ABSTRACT

This chapter is devoted to the attempts of two philosophers to make sense of our immediate experience of time. A cursory glance at the relevant primary sources, or indeed a more careful scrutiny of some secondary sources, might easily give one the impression that Broad and Husserl had arrived at very similar conclusions concerning temporal awareness. In one sense this would not be too far off the mark, in that it is true that both authors can be found endorsing theories of a similar general form, but a closer look shows the situation to be rather more complicated. Husserl struggled with the topic throughout his long career, and in his various writings several different accounts of time-consciousness can be found; he seems never to have been entirely happy with any of them. Broad proposed an account of temporal experience in his Scientific Thought (1923), and returned to the topic in his An Examination of McTaggart’s Philosophy (1938). Although Broad does not indicate as much, his later account is very different from his earlier effort, despite some superficial similarities. The interesting point is that although the views of both philosophers evolved, they evolved in opposite directions.

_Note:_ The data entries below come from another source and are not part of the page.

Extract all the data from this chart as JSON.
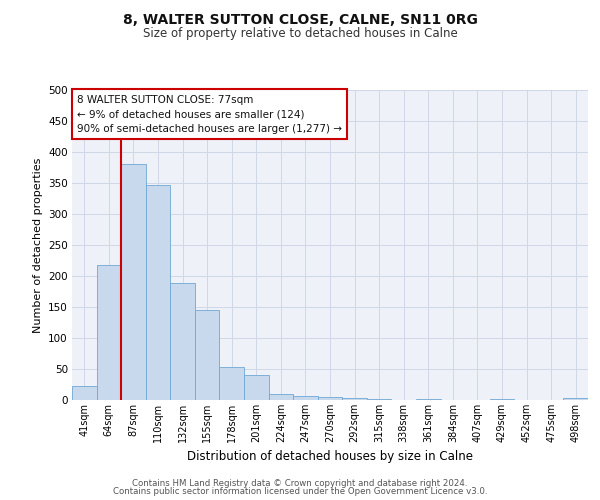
{
  "title1": "8, WALTER SUTTON CLOSE, CALNE, SN11 0RG",
  "title2": "Size of property relative to detached houses in Calne",
  "xlabel": "Distribution of detached houses by size in Calne",
  "ylabel": "Number of detached properties",
  "bar_labels": [
    "41sqm",
    "64sqm",
    "87sqm",
    "110sqm",
    "132sqm",
    "155sqm",
    "178sqm",
    "201sqm",
    "224sqm",
    "247sqm",
    "270sqm",
    "292sqm",
    "315sqm",
    "338sqm",
    "361sqm",
    "384sqm",
    "407sqm",
    "429sqm",
    "452sqm",
    "475sqm",
    "498sqm"
  ],
  "bar_values": [
    22,
    218,
    380,
    347,
    188,
    145,
    53,
    40,
    10,
    7,
    5,
    4,
    1,
    0,
    1,
    0,
    0,
    1,
    0,
    0,
    3
  ],
  "bar_color": "#c9d9ed",
  "bar_edge_color": "#6fa8d4",
  "vline_x": 1.5,
  "vline_color": "#cc0000",
  "annotation_title": "8 WALTER SUTTON CLOSE: 77sqm",
  "annotation_line1": "← 9% of detached houses are smaller (124)",
  "annotation_line2": "90% of semi-detached houses are larger (1,277) →",
  "annotation_box_color": "#ffffff",
  "annotation_box_edge": "#cc0000",
  "grid_color": "#d0d8e8",
  "bg_color": "#eef2f8",
  "footer1": "Contains HM Land Registry data © Crown copyright and database right 2024.",
  "footer2": "Contains public sector information licensed under the Open Government Licence v3.0.",
  "ylim": [
    0,
    500
  ],
  "yticks": [
    0,
    50,
    100,
    150,
    200,
    250,
    300,
    350,
    400,
    450,
    500
  ]
}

Broad’s later account most resembles a theory Husserl elaborated in his earlymid period, whereas Broad’s initial account is in some respects similar to one which can be discerned in Husserl’s later writings. Broad’s early account is realist, his later account anti-realist; Husserl seems to have moved in the opposite direction. So, to simplify somewhat, far from arriving at the same place, each writer’s destination was the other’s point of departure.